I was unsure at first of how this new format was going to go. I now find it more
powerful in spirit. I assign 1-2 students a week to present something from the
lesson for the following Sunday. I also give weekly challenges to my students
that they write down in a journal and try to complete by the following week. I
never read the scriptures, my youth do! I keep in touch with my youth and their
parents through email, facebook,and weekly discussions.
To Gram Cracker:I have used the "circle" sitting concept for my
institute classes as well as adult classes for years. The key to overcoming the
initial discomfort is to use round table or short rectangle table sitting in 1
or 2 groups, whenever possible. This facilitates the discussion method and
seems to produce insights as to how well the student is absorbing the key
concepts of the lession.
Excellent article! Of course, the best and most famous 'Sunday School'
lesson ever taught didn't really involve student participation (other than
listening). It didn't take place in a classroom setting with books, Nooks,
or multimedia. There probably weren't even chairs on the Mount.That said, if we are calling it Sunday SCHOOL, then where are the desks or
tables? For me, arranging the chairs in a circle is ideal only if they are
behind tables.
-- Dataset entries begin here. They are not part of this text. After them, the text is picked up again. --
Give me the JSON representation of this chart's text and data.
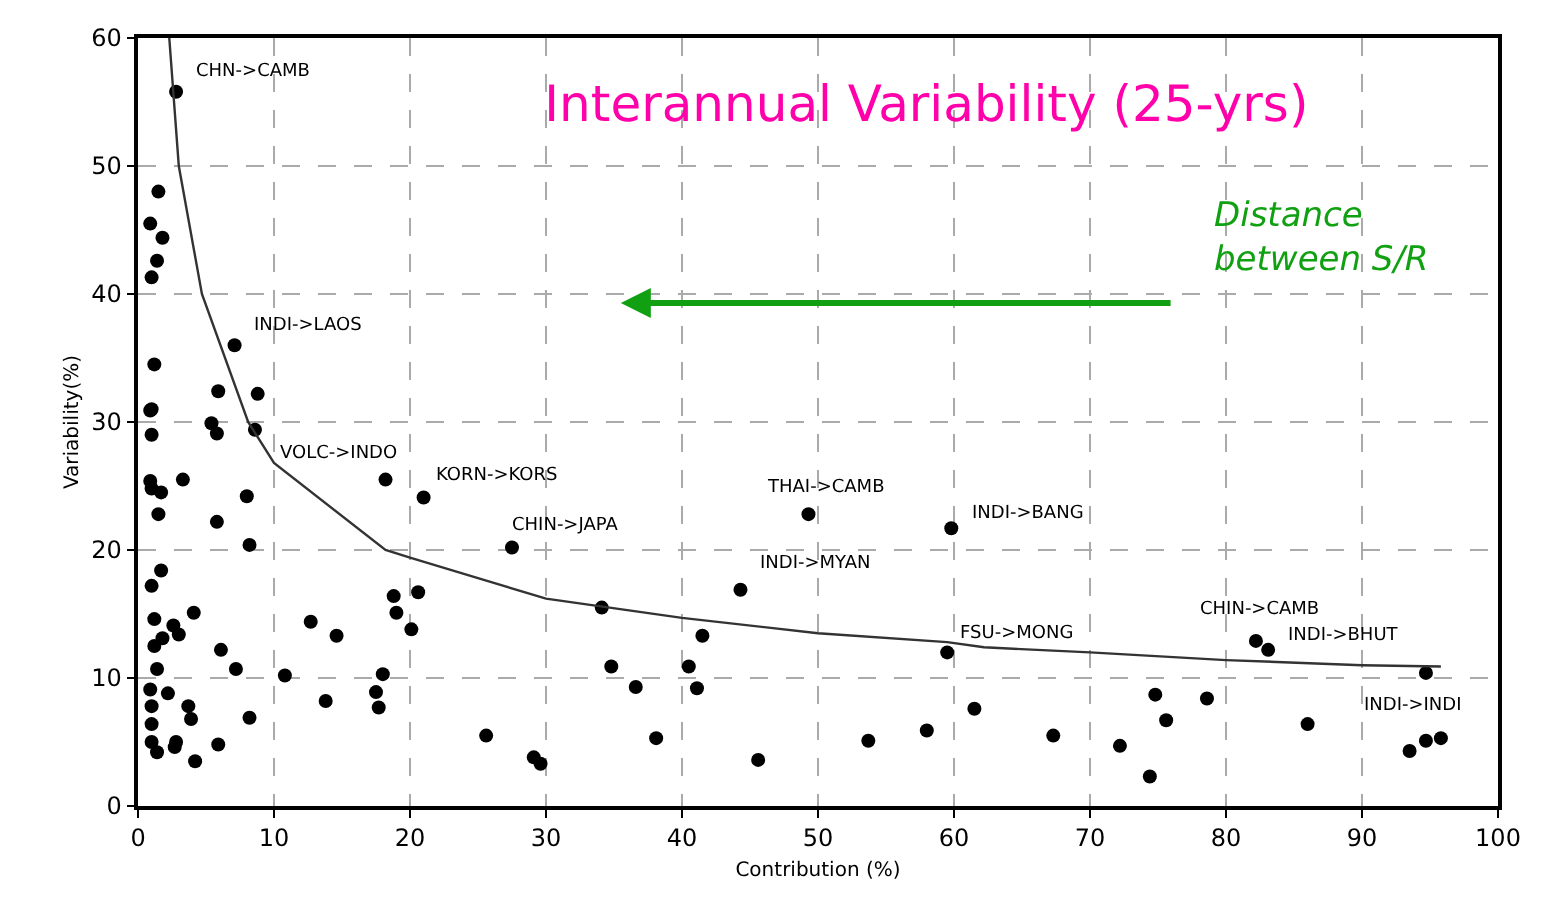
{
  "chart_data": {
    "type": "scatter",
    "title": "Interannual Variability (25-yrs)",
    "xlabel": "Contribution (%)",
    "ylabel": "Variability(%)",
    "xlim": [
      0,
      100
    ],
    "ylim": [
      0,
      60
    ],
    "xticks": [
      0,
      10,
      20,
      30,
      40,
      50,
      60,
      70,
      80,
      90,
      100
    ],
    "yticks": [
      0,
      10,
      20,
      30,
      40,
      50,
      60
    ],
    "grid": true,
    "marker": "circle",
    "series": [
      {
        "color": "#000000",
        "x": [
          2.8,
          1.5,
          0.9,
          1.8,
          1.4,
          1.0,
          7.1,
          1.2,
          5.9,
          8.8,
          1.0,
          8.6,
          5.4,
          5.8,
          0.9,
          1.0,
          0.9,
          1.0,
          1.7,
          3.3,
          1.5,
          8.0,
          5.8,
          8.2,
          1.7,
          1.0,
          1.2,
          4.1,
          2.6,
          3.0,
          1.8,
          1.2,
          6.1,
          1.4,
          7.2,
          0.9,
          2.2,
          3.7,
          3.9,
          1.0,
          1.0,
          1.0,
          2.8,
          1.4,
          2.7,
          5.9,
          4.2,
          8.2,
          10.8,
          18.2,
          21.0,
          12.7,
          14.6,
          13.8,
          18.0,
          17.5,
          17.7,
          18.8,
          19.0,
          20.1,
          20.6,
          27.5,
          34.1,
          49.3,
          59.8,
          44.3,
          41.5,
          34.8,
          40.5,
          36.6,
          41.1,
          59.5,
          25.6,
          38.1,
          29.1,
          29.6,
          45.6,
          53.7,
          58.0,
          61.5,
          67.3,
          72.2,
          74.4,
          74.8,
          75.6,
          78.6,
          86.0,
          82.2,
          83.1,
          94.7,
          93.5,
          94.7,
          95.8
        ],
        "values": [
          55.8,
          48.0,
          45.5,
          44.4,
          42.6,
          41.3,
          36.0,
          34.5,
          32.4,
          32.2,
          31.0,
          29.4,
          29.9,
          29.1,
          30.9,
          29.0,
          25.4,
          24.8,
          24.5,
          25.5,
          22.8,
          24.2,
          22.2,
          20.4,
          18.4,
          17.2,
          14.6,
          15.1,
          14.1,
          13.4,
          13.1,
          12.5,
          12.2,
          10.7,
          10.7,
          9.1,
          8.8,
          7.8,
          6.8,
          7.8,
          6.4,
          5.0,
          5.0,
          4.2,
          4.6,
          4.8,
          3.5,
          6.9,
          10.2,
          25.5,
          24.1,
          14.4,
          13.3,
          8.2,
          10.3,
          8.9,
          7.7,
          16.4,
          15.1,
          13.8,
          16.7,
          20.2,
          15.5,
          22.8,
          21.7,
          16.9,
          13.3,
          10.9,
          10.9,
          9.3,
          9.2,
          12.0,
          5.5,
          5.3,
          3.8,
          3.3,
          3.6,
          5.1,
          5.9,
          7.6,
          5.5,
          4.7,
          2.3,
          8.7,
          6.7,
          8.4,
          6.4,
          12.9,
          12.2,
          10.4,
          4.3,
          5.1,
          5.3
        ]
      },
      {
        "type": "line",
        "color": "#333333",
        "marker": "none",
        "line_style": "solid",
        "x": [
          2.3,
          3.0,
          4.7,
          8.1,
          10,
          18.2,
          20,
          25,
          30,
          40,
          50,
          59.5,
          62.2,
          70,
          80,
          90,
          95.8
        ],
        "values": [
          60,
          50,
          40,
          30,
          26.8,
          20,
          19.4,
          17.8,
          16.2,
          14.7,
          13.5,
          12.8,
          12.4,
          12.0,
          11.4,
          11.0,
          10.9
        ]
      }
    ],
    "annotations": [
      {
        "text": "CHN->CAMB",
        "x": 2.8,
        "y": 55.8
      },
      {
        "text": "INDI->LAOS",
        "x": 7.1,
        "y": 36.0
      },
      {
        "text": "VOLC->INDO",
        "x": 18.2,
        "y": 25.5
      },
      {
        "text": "KORN->KORS",
        "x": 21.0,
        "y": 24.1
      },
      {
        "text": "CHIN->JAPA",
        "x": 27.5,
        "y": 20.2
      },
      {
        "text": "THAI->CAMB",
        "x": 49.3,
        "y": 22.8
      },
      {
        "text": "INDI->BANG",
        "x": 59.8,
        "y": 21.7
      },
      {
        "text": "INDI->MYAN",
        "x": 44.3,
        "y": 16.9
      },
      {
        "text": "FSU->MONG",
        "x": 59.5,
        "y": 12.0
      },
      {
        "text": "CHIN->CAMB",
        "x": 82.2,
        "y": 12.9
      },
      {
        "text": "INDI->BHUT",
        "x": 83.1,
        "y": 12.2
      },
      {
        "text": "INDI->INDI",
        "x": 94.7,
        "y": 10.4
      },
      "Distance\nbetween S/R"
    ]
  }
}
Otherwise, the circle thing is a little (and for some, very)
A suggestion: this new program patterns the "Reflections" technique used
in scouting instruction. An insightful discussion of that technique is in Brad
Harris's book "Trails to Testimony." Drawing out knowledge from
class participants has always been a valid method of teaching. The new
application in Sunday School can be used anywhere--especially in families!
I caught my 17 year old HS Sr. "preparing" for Sunday School one morning
before church...I like this new program!